In the Psalms, David said:

“Oh, how good and pleasant a thing is for brethren to dwell together in unity.”

This unity is the harmony born of charity. From the family this charity, which must flow from the love of God, not just humanistic type of charity based on feelings but based on the love of God. From the family, this charity will spread into society so that Catholic families will be like the leaven, which will cause the dough, which we can call the rest of society to be raised to a higher level just as if there is any disharmony in the family, hatred and lack of charity, it will spread from the family into the community and from the community into the local area and from the local area into the country and when countries are in disharmony like this and there is disorder in them, this is where we get the beginnings of wars. That is why the practice of charity is important, especially in Catholic families.

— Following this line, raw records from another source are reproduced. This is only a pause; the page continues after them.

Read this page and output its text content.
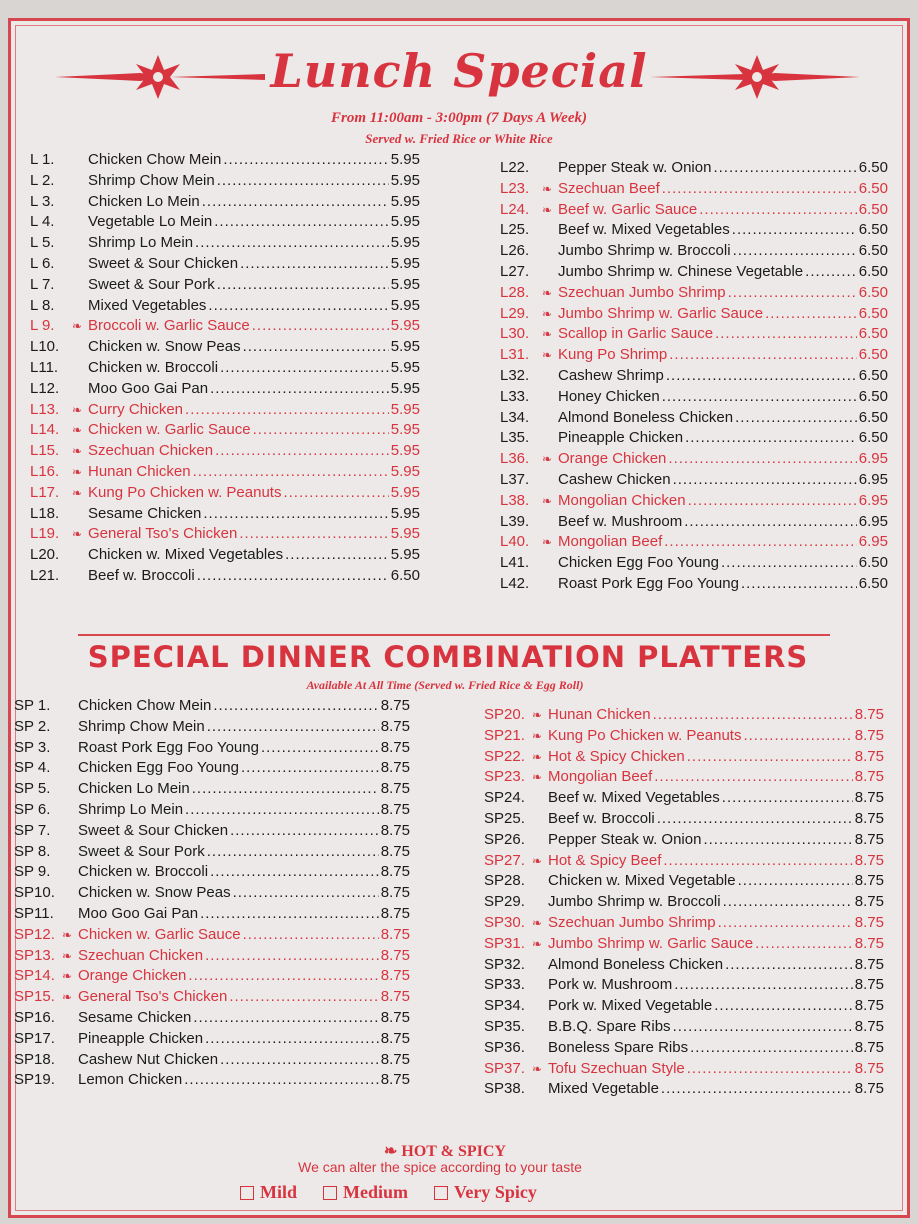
Lunch Special
From 11:00am - 3:00pm (7 Days A Week)
Served w. Fried Rice or White Rice
L 1.	Chicken Chow Mein .....	5.95
L 2.	Shrimp Chow Mein .....	5.95
L 3.	Chicken Lo Mein .....	5.95
L 4.	Vegetable Lo Mein .....	5.95
L 5.	Shrimp Lo Mein .....	5.95
L 6.	Sweet & Sour Chicken .....	5.95
L 7.	Sweet & Sour Pork .....	5.95
L 8.	Mixed Vegetables .....	5.95
L 9.	❧ Broccoli w. Garlic Sauce .....	5.95
L10.	Chicken w. Snow Peas .....	5.95
L11.	Chicken w. Broccoli .....	5.95
L12.	Moo Goo Gai Pan .....	5.95
L13.	❧ Curry Chicken .....	5.95
L14.	❧ Chicken w. Garlic Sauce .....	5.95
L15.	❧ Szechuan Chicken .....	5.95
L16.	❧ Hunan Chicken .....	5.95
L17.	❧ Kung Po Chicken w. Peanuts .....	5.95
L18.	Sesame Chicken .....	5.95
L19.	❧ General Tso's Chicken .....	5.95
L20.	Chicken w. Mixed Vegetables .....	5.95
L21.	Beef w. Broccoli .....	6.50
L22.	Pepper Steak w. Onion .....	6.50
L23.	❧ Szechuan Beef .....	6.50
L24.	❧ Beef w. Garlic Sauce .....	6.50
L25.	Beef w. Mixed Vegetables .....	6.50
L26.	Jumbo Shrimp w. Broccoli .....	6.50
L27.	Jumbo Shrimp w. Chinese Vegetable .....	6.50
L28.	❧ Szechuan Jumbo Shrimp .....	6.50
L29.	❧ Jumbo Shrimp w. Garlic Sauce .....	6.50
L30.	❧ Scallop in Garlic Sauce .....	6.50
L31.	❧ Kung Po Shrimp .....	6.50
L32.	Cashew Shrimp .....	6.50
L33.	Honey Chicken .....	6.50
L34.	Almond Boneless Chicken .....	6.50
L35.	Pineapple Chicken .....	6.50
L36.	❧ Orange Chicken .....	6.95
L37.	Cashew Chicken .....	6.95
L38.	❧ Mongolian Chicken .....	6.95
L39.	Beef w. Mushroom .....	6.95
L40.	❧ Mongolian Beef .....	6.95
L41.	Chicken Egg Foo Young .....	6.50
L42.	Roast Pork Egg Foo Young .....	6.50
SPECIAL DINNER COMBINATION PLATTERS
Available At All Time (Served w. Fried Rice & Egg Roll)
SP 1.	Chicken Chow Mein .....	8.75
SP 2.	Shrimp Chow Mein .....	8.75
SP 3.	Roast Pork Egg Foo Young .....	8.75
SP 4.	Chicken Egg Foo Young .....	8.75
SP 5.	Chicken Lo Mein .....	8.75
SP 6.	Shrimp Lo Mein .....	8.75
SP 7.	Sweet & Sour Chicken .....	8.75
SP 8.	Sweet & Sour Pork .....	8.75
SP 9.	Chicken w. Broccoli .....	8.75
SP10.	Chicken w. Snow Peas .....	8.75
SP11.	Moo Goo Gai Pan .....	8.75
SP12. ❧ Chicken w. Garlic Sauce .....	8.75
SP13. ❧ Szechuan Chicken .....	8.75
SP14. ❧ Orange Chicken .....	8.75
SP15. ❧ General Tso's Chicken .....	8.75
SP16.	Sesame Chicken .....	8.75
SP17.	Pineapple Chicken .....	8.75
SP18.	Cashew Nut Chicken .....	8.75
SP19.	Lemon Chicken .....	8.75
SP20. ❧ Hunan Chicken .....	8.75
SP21. ❧ Kung Po Chicken w. Peanuts .....	8.75
SP22. ❧ Hot & Spicy Chicken .....	8.75
SP23. ❧ Mongolian Beef .....	8.75
SP24.	Beef w. Mixed Vegetables .....	8.75
SP25.	Beef w. Broccoli .....	8.75
SP26.	Pepper Steak w. Onion .....	8.75
SP27. ❧ Hot & Spicy Beef .....	8.75
SP28.	Chicken w. Mixed Vegetable .....	8.75
SP29.	Jumbo Shrimp w. Broccoli .....	8.75
SP30. ❧ Szechuan Jumbo Shrimp .....	8.75
SP31. ❧ Jumbo Shrimp w. Garlic Sauce .....	8.75
SP32.	Almond Boneless Chicken .....	8.75
SP33.	Pork w. Mushroom .....	8.75
SP34.	Pork w. Mixed Vegetable .....	8.75
SP35.	B.B.Q. Spare Ribs .....	8.75
SP36.	Boneless Spare Ribs .....	8.75
SP37. ❧ Tofu Szechuan Style .....	8.75
SP38.	Mixed Vegetable .....	8.75
❧ HOT & SPICY
We can alter the spice according to your taste
Mild	Medium	Very Spicy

In the time of the Roman Emperors, one person wrote, I believe it was to the Emperor Traigen, and said: “These Christians have a love for one another.” Charity was the hallmark of the Christians in those early days and it should be the hallmark of Christians in our own days as well, and if it is not, then something is lacking and examinations of conscience must be made. The practices of Lent, which we are soon to embark upon must be given life by charity. If we were to do all sorts of penances and make ourselves really unbearable and uncharitable towards those that we have to deal with, that penance would be defeating its purpose. The penance is designed, or ought to be calculated, to help us to practice virtue to conquer some of our fallen inclinations, to get greater control over them, and by that means help us to practice charity in a greater extent. So that should be our care during the Holy season of Lent while we embark upon these penances, these acts of self-denial during this Holy season, we are also to keep in mind that they are not an end in themselves but only a means. They should help us to grow in the practice of virtue, especially in charity, otherwise they are not going to meet their purpose, they are failing in their reason of being.

In the name of the Father and of the Son and of the Holy Ghost, Amen.